MinOS Kernel Spinlocks for SMP
When MinOS runs on multiple CPUs, the kernel's shared data structures (the IDT, the PMM bitmap, the process table) need protection:
; minOS/kernel/spinlock.asm — Kernel spinlocks for SMP
; Global kernel lock (big kernel lock pattern, for simplicity)
section .data
kernel_lock: dq 0
; Before modifying any kernel structure:
lea rdi, [kernel_lock]
call spinlock_acquire
; ... modify shared kernel data ...
lea rdi, [kernel_lock]
call spinlock_release
The Big Kernel Lock (BKL) pattern — one global lock for all kernel operations — is how early Linux handled SMP. It is correct but eliminates all kernel parallelism. Real kernels use fine-grained locking (per-data-structure spinlocks), per-CPU data (no locking needed if only one CPU accesses it), and lock-free algorithms.
Summary
The hardware memory model defines which reorderings are possible without fences. x86-64 (TSO) only allows store-load reordering; ARM64 allows all four. MFENCE, SFENCE, and LFENCE enforce ordering; the LOCK prefix makes read-modify-write operations atomic. CMPXCHG is the universal atomic primitive underlying mutexes, spinlocks, and lock-free data structures. Understanding the hardware model is mandatory for writing correct concurrent code in any language.

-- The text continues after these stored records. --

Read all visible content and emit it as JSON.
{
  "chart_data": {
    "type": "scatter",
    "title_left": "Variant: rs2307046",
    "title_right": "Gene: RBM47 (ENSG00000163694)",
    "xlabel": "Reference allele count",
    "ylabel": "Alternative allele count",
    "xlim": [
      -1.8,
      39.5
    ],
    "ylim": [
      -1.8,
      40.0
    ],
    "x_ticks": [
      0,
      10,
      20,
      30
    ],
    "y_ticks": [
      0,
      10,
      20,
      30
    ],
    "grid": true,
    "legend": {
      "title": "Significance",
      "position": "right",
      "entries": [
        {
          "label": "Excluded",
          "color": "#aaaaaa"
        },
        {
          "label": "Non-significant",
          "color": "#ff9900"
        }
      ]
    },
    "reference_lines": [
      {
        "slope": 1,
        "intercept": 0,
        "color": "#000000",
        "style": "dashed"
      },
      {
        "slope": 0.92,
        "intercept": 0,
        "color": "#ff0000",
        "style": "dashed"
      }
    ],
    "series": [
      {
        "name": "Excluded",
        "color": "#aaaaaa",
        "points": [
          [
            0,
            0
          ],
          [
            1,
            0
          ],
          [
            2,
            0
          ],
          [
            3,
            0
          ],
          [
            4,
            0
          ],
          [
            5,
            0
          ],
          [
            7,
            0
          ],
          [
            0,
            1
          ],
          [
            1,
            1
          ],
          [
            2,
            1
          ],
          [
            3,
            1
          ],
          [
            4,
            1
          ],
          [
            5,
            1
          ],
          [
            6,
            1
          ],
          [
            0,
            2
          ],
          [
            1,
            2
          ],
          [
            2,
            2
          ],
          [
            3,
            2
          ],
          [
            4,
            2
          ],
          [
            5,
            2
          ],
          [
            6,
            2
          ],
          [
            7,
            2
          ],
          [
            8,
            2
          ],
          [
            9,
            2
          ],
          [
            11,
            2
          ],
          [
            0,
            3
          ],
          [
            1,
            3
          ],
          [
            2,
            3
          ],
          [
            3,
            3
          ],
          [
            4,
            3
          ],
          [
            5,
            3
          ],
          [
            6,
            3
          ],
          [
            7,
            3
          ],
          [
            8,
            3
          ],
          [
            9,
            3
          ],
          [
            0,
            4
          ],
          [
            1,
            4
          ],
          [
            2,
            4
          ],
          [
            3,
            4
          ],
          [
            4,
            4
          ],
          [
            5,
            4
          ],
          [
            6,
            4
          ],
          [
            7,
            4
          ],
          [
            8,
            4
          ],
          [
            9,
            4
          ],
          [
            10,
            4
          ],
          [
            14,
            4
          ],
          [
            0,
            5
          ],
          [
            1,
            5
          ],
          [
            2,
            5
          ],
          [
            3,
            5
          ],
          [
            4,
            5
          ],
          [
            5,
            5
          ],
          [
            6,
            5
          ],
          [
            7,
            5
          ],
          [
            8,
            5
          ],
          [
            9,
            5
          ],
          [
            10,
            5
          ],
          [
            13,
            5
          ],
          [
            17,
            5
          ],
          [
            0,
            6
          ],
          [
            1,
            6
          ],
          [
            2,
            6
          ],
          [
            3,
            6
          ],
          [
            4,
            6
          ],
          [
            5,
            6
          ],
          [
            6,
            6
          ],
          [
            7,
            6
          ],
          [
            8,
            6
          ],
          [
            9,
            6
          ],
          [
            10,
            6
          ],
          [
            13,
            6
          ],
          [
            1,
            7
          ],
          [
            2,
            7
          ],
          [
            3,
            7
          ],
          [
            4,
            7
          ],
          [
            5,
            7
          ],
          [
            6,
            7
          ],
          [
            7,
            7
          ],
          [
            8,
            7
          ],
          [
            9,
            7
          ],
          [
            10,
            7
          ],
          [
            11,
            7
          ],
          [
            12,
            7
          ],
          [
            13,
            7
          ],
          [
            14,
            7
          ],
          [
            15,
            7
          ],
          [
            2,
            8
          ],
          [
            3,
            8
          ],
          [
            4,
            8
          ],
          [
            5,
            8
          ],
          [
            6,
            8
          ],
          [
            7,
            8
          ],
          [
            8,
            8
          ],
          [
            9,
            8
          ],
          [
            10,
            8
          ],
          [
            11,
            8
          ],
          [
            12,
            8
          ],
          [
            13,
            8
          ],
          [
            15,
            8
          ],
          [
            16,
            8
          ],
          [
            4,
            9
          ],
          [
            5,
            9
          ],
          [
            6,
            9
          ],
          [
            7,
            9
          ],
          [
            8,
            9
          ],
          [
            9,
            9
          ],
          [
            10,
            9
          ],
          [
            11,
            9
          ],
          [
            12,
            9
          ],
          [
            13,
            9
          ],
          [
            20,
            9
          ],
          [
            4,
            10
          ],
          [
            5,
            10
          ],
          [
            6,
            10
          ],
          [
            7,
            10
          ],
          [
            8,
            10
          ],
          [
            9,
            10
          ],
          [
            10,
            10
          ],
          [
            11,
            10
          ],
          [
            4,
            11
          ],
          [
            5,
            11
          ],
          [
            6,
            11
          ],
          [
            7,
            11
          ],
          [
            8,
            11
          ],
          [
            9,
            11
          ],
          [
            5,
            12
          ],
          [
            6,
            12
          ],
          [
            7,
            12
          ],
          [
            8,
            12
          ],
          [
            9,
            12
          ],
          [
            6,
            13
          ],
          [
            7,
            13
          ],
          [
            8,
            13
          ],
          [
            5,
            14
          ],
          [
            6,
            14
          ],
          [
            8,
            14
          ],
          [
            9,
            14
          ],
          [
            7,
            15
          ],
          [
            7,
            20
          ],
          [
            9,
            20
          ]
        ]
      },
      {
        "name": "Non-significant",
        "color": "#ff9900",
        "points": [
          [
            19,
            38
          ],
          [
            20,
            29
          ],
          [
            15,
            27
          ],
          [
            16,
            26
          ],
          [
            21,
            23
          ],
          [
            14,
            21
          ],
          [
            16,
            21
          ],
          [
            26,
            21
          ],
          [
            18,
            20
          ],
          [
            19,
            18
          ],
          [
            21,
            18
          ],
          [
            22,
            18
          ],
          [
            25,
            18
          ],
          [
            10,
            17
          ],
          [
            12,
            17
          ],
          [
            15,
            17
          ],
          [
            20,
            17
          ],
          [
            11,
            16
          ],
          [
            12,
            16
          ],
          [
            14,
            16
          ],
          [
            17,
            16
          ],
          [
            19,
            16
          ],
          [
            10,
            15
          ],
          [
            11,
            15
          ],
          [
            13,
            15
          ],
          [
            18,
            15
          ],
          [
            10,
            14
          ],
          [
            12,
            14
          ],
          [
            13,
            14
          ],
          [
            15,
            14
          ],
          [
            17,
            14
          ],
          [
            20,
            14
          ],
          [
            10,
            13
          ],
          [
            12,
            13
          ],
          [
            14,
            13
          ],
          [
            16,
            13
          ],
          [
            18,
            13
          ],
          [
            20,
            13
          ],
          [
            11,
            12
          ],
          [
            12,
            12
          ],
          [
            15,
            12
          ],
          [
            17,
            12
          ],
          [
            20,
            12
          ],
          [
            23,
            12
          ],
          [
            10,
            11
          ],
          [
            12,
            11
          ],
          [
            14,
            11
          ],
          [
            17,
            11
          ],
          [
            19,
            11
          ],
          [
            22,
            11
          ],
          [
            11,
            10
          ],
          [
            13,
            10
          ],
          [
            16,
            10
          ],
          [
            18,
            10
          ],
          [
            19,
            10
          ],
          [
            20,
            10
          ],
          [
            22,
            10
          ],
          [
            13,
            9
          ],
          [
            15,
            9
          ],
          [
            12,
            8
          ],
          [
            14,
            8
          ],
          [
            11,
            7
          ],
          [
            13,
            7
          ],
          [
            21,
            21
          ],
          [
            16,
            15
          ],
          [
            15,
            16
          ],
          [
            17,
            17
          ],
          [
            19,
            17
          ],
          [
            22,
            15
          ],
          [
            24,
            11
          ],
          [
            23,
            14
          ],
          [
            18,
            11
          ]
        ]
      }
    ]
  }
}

🔄 Check Your Understanding: 1. What is the one type of memory reordering that x86-64 TSO permits? 2. Why is
PAUSEimportant inside a spin loop? 3. What doesLOCK CMPXCHGdo if the comparison fails? 4. How does the ARM64LDXR/STXRpair differ from x86-64'sLOCK CMPXCHG? 5. What is false sharing, and how does cache-line padding fix it?